Antonio Ghilardi, tra i primi cuochi della scuderia di Marchesi dai tempi di Bonvesin de la Riva, firmerà la cucina di tutte le tappe e sarà affiancato a New York da Pietro Leemann e sarà insieme a Luca Fantin alla Bulgari Ginza Tower di Tokyo e a Simone Cantafio.

Incontro stampa ‘Gualtiero Marchesi e la grande cucina italiana world tour’

Lara Magoni e Enrico Dandolo

La presentazione si è svolta ieri al Belvedere di Palazzo Lombardia, alla presenza dell’assessore al Turismo, Marketing territoriale e Moda della Regione Lombardia Lara Magoni, del segretario generale della Fondazione Gualtiero Marchesi Enrico Dandolo, del presidente della Fondazione Gualtiero Marchesi Alberto Capatti, del direttore di Enit (Agenzia nazionale del Turismo) Giovanni Bastianelli e del direttore Fipe (Federazione italiana Pubblici Esercizi) Roberto Calugi.

Questo tour meraviglioso ci porterà in tutto il mondo – ha dichiarato l’assessore Magonied è una grandissima opportunità. Voglio ricordare che Gualtiero Marchesi è stato testimonial del progetto ‘Sapore #inlombardia’ e che ha realizzato un taccuino di viaggio enogastronomico, in cui ha raccontato un percorso di sette tappe lombarde. È stato un grande conoscitore della Regione Lombardia, i suoi piatti venivano realizzati attraverso quella cultura del territorio che utilizza ciò che di buono può offrire la terra“.

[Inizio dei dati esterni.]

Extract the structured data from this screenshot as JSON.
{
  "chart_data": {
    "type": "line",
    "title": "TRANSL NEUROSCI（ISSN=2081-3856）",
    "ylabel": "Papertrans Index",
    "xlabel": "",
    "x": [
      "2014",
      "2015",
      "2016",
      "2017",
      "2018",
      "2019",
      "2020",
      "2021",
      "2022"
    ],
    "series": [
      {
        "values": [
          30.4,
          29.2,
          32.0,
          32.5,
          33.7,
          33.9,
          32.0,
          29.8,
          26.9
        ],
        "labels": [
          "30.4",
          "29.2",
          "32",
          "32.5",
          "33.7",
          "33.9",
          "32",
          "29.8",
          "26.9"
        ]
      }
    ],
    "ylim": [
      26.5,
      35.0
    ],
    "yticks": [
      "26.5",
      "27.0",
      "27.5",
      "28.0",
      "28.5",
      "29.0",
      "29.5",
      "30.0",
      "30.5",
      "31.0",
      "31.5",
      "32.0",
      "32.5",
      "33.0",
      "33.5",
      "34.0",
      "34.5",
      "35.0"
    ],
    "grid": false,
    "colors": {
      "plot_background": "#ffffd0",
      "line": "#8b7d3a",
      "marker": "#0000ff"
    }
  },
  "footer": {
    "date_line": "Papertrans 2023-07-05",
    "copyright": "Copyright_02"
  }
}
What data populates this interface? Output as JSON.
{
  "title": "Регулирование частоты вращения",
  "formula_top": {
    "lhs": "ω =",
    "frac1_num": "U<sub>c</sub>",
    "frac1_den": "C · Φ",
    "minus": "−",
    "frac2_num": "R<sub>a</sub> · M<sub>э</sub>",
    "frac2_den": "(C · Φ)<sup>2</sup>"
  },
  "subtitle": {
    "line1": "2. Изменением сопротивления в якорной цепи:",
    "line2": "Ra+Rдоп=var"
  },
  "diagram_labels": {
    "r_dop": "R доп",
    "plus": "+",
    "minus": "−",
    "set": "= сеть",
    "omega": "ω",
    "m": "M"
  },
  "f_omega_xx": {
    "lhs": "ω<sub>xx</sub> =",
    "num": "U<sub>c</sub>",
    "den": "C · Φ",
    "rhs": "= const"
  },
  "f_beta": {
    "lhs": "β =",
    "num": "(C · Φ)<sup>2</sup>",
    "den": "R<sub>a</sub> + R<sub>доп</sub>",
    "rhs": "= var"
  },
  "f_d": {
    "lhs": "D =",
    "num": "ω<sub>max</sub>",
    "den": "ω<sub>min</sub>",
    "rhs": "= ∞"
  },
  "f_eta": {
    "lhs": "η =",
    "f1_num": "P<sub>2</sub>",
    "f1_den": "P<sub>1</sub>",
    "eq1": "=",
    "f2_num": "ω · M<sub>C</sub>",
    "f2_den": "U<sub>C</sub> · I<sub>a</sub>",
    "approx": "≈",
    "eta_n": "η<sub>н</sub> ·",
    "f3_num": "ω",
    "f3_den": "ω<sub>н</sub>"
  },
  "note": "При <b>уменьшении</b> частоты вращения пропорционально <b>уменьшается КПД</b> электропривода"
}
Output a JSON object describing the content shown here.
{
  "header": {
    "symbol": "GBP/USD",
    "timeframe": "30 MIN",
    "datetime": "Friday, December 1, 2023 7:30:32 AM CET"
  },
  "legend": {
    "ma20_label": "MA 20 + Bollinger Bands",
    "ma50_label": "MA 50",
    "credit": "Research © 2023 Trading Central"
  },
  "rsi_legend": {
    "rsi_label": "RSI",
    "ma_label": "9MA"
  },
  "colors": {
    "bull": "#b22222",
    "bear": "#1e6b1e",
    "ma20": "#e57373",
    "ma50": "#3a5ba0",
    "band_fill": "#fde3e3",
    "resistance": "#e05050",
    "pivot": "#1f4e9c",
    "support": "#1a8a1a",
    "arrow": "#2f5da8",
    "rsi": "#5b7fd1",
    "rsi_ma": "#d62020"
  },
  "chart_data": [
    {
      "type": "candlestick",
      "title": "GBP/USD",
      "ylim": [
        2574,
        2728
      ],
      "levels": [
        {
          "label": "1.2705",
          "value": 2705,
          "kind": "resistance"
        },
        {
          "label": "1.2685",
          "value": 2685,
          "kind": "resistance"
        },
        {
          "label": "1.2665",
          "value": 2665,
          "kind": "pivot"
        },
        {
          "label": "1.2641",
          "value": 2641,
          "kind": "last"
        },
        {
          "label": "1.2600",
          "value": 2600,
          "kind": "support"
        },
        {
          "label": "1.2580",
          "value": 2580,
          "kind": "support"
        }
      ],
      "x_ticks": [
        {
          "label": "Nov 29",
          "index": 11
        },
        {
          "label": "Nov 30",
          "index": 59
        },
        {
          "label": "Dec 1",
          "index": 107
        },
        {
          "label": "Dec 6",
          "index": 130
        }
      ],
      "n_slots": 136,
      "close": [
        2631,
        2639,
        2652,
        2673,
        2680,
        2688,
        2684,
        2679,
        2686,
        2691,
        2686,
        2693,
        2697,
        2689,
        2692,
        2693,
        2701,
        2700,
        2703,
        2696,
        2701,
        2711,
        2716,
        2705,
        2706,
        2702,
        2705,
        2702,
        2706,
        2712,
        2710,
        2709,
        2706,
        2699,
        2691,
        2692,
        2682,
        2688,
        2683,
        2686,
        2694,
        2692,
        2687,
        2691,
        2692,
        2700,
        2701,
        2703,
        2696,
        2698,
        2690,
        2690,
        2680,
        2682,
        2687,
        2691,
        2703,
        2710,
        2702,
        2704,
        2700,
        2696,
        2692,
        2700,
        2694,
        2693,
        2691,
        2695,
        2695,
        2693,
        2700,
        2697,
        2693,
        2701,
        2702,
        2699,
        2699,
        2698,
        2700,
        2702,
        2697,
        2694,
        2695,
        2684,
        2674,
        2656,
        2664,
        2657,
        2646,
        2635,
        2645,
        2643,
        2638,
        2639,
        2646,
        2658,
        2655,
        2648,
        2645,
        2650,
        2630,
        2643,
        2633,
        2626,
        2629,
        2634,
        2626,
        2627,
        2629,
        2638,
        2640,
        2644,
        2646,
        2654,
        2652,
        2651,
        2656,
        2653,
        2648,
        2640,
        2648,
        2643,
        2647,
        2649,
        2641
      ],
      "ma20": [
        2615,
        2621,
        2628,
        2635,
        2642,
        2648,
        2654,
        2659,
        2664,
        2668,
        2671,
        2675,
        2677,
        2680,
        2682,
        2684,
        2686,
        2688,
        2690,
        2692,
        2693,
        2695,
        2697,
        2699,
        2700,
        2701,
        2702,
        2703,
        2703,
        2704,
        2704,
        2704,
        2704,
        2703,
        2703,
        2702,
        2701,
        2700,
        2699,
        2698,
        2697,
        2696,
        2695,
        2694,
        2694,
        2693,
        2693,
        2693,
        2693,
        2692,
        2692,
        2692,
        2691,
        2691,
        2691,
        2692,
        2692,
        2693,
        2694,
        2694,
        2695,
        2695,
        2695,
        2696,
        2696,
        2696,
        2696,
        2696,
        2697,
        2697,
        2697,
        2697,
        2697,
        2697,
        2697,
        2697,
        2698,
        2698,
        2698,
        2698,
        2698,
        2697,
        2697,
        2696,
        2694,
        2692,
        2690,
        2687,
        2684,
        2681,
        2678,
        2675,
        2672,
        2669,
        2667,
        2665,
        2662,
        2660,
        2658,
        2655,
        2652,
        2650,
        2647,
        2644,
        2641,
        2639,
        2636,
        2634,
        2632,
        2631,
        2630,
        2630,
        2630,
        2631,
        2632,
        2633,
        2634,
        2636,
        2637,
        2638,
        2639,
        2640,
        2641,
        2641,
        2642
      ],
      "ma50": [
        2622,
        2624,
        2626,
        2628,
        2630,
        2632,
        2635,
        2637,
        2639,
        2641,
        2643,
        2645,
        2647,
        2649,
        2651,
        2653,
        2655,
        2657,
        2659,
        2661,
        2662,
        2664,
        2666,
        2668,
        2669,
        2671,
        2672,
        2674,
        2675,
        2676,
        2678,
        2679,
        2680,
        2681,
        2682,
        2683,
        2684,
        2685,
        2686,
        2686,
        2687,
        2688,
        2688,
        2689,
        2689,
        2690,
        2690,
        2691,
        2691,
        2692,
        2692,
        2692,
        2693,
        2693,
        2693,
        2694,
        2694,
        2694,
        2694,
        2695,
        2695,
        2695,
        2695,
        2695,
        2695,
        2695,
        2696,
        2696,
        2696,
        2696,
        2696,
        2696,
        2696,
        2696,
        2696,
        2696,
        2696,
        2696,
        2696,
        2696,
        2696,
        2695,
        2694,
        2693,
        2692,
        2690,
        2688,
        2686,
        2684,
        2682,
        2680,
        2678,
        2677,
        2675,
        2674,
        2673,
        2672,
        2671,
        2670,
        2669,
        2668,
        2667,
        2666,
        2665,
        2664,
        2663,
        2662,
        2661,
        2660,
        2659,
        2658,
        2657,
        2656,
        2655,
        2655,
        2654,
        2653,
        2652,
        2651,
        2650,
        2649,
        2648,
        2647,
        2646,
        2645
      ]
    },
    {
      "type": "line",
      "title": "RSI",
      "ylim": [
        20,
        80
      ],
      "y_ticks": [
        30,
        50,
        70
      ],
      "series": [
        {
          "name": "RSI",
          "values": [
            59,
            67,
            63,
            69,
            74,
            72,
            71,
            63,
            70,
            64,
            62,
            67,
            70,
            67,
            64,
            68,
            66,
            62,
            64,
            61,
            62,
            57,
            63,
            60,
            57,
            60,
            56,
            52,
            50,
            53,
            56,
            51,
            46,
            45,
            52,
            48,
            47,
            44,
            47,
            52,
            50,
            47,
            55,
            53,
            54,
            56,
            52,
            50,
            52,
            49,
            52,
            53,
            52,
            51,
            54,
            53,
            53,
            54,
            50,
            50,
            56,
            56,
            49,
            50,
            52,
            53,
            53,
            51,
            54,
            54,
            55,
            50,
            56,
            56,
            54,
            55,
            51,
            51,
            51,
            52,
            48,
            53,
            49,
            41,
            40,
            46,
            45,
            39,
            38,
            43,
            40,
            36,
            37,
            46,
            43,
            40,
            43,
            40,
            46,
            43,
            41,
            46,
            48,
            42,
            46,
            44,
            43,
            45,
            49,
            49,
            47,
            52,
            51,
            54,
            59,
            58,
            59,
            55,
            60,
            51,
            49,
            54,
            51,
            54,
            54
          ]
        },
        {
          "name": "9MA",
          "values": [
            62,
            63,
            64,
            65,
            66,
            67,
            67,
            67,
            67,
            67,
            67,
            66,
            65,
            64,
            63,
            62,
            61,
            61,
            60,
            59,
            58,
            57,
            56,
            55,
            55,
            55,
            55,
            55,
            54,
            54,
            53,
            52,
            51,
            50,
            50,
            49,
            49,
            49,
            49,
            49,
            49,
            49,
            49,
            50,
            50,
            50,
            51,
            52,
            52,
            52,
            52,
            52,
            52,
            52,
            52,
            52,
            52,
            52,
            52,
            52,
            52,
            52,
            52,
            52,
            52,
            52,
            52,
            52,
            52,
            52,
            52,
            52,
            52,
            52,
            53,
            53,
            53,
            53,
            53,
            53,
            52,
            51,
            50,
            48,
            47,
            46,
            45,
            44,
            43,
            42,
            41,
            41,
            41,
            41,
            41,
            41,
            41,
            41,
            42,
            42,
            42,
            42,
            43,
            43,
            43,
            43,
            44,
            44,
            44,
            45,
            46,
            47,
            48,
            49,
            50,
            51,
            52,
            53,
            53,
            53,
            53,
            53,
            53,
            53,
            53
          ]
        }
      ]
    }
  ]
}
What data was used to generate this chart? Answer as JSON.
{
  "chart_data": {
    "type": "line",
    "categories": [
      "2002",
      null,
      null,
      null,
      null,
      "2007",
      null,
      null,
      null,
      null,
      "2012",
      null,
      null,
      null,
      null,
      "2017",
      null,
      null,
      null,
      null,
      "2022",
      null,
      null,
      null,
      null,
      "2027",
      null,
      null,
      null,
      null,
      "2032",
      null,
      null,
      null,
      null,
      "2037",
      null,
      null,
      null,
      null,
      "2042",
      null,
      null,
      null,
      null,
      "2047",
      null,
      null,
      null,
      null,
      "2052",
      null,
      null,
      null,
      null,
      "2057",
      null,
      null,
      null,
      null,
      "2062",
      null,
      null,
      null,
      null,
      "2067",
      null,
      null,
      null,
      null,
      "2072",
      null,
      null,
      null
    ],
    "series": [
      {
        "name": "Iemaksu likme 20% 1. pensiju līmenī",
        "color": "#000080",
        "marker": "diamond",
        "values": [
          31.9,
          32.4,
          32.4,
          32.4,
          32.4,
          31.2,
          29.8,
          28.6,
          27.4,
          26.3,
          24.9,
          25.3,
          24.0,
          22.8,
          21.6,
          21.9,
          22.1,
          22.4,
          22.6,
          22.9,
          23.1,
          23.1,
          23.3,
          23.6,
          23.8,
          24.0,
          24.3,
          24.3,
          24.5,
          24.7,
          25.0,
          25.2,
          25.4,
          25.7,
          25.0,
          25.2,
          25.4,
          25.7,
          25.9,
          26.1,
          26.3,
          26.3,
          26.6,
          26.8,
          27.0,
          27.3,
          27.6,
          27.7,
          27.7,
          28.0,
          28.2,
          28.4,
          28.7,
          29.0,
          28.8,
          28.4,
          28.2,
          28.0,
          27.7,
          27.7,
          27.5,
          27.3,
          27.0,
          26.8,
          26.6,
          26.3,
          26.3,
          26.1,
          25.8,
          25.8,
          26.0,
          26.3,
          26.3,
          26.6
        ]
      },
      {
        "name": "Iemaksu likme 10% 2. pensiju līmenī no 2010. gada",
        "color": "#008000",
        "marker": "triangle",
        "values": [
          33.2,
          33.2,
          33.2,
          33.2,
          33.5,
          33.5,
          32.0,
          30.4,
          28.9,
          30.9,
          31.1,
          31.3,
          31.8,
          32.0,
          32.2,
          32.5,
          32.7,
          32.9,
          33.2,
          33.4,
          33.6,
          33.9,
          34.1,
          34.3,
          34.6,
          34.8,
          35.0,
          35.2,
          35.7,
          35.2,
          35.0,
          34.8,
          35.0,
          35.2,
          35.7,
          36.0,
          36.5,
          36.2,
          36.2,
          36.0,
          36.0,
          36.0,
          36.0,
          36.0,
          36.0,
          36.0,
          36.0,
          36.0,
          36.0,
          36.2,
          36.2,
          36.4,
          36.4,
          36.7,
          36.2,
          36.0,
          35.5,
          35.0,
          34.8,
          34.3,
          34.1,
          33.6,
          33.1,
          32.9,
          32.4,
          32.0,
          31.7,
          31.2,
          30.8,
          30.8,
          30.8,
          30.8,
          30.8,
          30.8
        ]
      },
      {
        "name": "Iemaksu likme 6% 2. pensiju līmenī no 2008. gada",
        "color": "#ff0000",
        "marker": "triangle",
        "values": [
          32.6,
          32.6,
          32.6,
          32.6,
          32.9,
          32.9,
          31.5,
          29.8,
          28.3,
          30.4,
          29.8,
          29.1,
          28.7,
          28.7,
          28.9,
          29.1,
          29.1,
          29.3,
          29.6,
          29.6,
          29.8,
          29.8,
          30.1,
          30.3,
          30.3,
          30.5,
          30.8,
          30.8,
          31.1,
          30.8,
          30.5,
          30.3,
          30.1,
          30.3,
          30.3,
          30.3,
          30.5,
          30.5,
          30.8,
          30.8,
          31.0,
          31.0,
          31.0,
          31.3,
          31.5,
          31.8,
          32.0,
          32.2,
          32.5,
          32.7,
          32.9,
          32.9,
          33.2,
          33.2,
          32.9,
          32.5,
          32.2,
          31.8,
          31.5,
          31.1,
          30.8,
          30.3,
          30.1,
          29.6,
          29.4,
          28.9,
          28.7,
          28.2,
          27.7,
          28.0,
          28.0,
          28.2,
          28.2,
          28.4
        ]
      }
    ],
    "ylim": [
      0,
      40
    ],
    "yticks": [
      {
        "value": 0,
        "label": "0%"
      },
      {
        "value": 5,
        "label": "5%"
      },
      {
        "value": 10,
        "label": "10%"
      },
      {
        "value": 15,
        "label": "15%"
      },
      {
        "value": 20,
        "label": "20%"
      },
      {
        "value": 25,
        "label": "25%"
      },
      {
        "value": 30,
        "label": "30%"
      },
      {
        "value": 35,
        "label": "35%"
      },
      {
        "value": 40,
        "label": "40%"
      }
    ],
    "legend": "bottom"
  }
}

L’obiettivo è non solo celebrare il cuoco che ha elevato un onorevole mestiere artigiano alla dignità di arte, in un dialogo costante con la musica, le arti figurative, il design e la moda ma segnare un punto di partenza per una riflessione e un dialogo costanti sulla formazione, la ricerca e la conoscenza in ambito alimentare” ha sottolineato Enrico Dandolo segretario generale della Fondazione e genero del maestro Marchesi.

Matteo Lunelli, Presidente di Ferrari Trento

Ferrari è da sempre legato alla ristorazione d’eccellenza e si propone nel mondo come ambasciatore dell’Arte di Vivere Italiana. Siamo orgogliosi di aver creduto fin dall’inizio nel progetto di ‘The Great Italian’ e di aver accolto nella nostra cantina a Trento Gualtiero Marchesi, Maestro indiscusso della cucina italiana contemporanea”, ha sottolineato Matteo Lunelli, Presidente di Ferrari Trento.

Riporteremo presto su queste pagine le dichiarazioni degli altri sostenitori di un un evento che sarà una grande occasione per promuovere il brand Italia su scala mondiale.